Problems are opportunities
A merchant coming to you with an unrelated problem is an opportunity to expand your offerings, or at the least make a referral and build a partnership with another app.
Or a problem with your current app could lead to understanding a UX problem that you otherwise would have missed. Being proactive and seeking out problems signals to your customers that yes, you give a shit. The right attitude leads to more ~problems~ opportunities in the future.
Your app doesn’t exist in a bubble, you should be thinking about how your not integrating with Shopify but how you integrate into the merchant’s entire workflow for the problems they have. That might mean learning about other apps in their stack and how you can make their lives easier and more productive.

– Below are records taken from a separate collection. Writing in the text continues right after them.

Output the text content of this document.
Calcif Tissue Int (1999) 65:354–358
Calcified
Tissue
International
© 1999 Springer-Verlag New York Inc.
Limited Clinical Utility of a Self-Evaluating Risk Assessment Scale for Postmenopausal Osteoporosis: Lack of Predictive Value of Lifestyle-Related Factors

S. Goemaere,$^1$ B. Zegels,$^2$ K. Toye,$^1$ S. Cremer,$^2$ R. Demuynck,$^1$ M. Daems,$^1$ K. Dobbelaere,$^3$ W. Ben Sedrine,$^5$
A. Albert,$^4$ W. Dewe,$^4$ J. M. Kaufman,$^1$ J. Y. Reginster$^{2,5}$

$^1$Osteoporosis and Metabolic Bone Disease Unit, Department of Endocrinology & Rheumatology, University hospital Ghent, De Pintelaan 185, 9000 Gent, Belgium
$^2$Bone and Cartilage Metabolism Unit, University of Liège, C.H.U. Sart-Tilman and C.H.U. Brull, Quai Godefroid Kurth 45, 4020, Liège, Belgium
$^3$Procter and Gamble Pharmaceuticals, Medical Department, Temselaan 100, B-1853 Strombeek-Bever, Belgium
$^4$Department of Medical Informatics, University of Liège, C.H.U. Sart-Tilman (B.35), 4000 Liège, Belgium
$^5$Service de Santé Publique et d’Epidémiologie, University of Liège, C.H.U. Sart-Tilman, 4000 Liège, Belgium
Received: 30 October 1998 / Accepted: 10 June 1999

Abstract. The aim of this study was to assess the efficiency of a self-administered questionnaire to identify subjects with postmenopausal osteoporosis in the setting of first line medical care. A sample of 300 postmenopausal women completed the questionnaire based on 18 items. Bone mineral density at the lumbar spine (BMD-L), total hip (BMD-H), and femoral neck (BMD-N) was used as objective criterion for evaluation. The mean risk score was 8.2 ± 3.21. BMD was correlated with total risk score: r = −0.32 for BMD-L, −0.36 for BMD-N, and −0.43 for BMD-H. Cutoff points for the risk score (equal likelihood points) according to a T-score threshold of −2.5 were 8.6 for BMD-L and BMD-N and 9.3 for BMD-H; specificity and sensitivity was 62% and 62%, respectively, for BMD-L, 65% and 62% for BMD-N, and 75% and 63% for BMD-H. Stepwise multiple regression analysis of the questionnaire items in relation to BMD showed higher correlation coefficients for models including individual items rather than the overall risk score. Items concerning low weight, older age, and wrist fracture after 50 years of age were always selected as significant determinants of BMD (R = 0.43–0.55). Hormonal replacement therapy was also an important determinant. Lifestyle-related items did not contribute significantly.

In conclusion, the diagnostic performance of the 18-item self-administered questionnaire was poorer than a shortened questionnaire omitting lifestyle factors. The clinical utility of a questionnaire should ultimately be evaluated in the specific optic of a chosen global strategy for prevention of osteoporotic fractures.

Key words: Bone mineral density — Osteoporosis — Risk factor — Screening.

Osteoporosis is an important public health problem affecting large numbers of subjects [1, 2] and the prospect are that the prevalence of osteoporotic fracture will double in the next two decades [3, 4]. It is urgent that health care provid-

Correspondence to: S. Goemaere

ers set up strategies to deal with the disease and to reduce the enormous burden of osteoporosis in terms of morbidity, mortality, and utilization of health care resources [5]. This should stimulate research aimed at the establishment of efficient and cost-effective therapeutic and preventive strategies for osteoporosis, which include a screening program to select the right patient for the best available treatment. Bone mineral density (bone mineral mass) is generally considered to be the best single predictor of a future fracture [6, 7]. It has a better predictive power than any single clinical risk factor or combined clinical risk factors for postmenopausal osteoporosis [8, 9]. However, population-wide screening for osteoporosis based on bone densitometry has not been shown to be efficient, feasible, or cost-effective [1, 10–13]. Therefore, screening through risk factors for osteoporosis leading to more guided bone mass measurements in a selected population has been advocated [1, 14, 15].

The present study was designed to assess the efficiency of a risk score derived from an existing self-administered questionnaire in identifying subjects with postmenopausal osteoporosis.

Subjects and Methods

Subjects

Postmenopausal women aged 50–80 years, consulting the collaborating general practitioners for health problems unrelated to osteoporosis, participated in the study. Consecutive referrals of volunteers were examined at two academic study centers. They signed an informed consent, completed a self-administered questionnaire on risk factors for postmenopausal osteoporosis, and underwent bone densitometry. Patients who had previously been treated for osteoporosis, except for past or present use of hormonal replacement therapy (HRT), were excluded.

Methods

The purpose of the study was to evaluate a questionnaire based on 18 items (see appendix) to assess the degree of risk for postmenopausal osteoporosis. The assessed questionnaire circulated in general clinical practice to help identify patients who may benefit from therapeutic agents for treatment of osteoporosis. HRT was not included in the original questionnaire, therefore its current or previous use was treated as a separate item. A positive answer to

It’s such a rewarding experience to solve problems, especially in the age of A.I. where you can iterate quickly and really give a wow experience to someone else.
That’s a wrap
Ok I lied, I gave an extra couple of bonus sections. My b.
I can’t possibly fit all of the lessons learned into a single blog post. It’s best just to learn for yourself firsthand anyway.
I’m still learning, but I credit Shopify for at least giving me that initial feedback loop to at least take my first steps. Without that, I don’t see how I could have made it this far. The wonderful folks behind the App Store, documentation and amazing APIs and platform makes it possible.
But I’m so grateful for this opportunity to service others and solve real world problems. It’s hard to believe this is my full time gig, and now I have a hard time of seeing myself doing anything else. 5 years later, I’m still excited to build my small part of the future of commerce.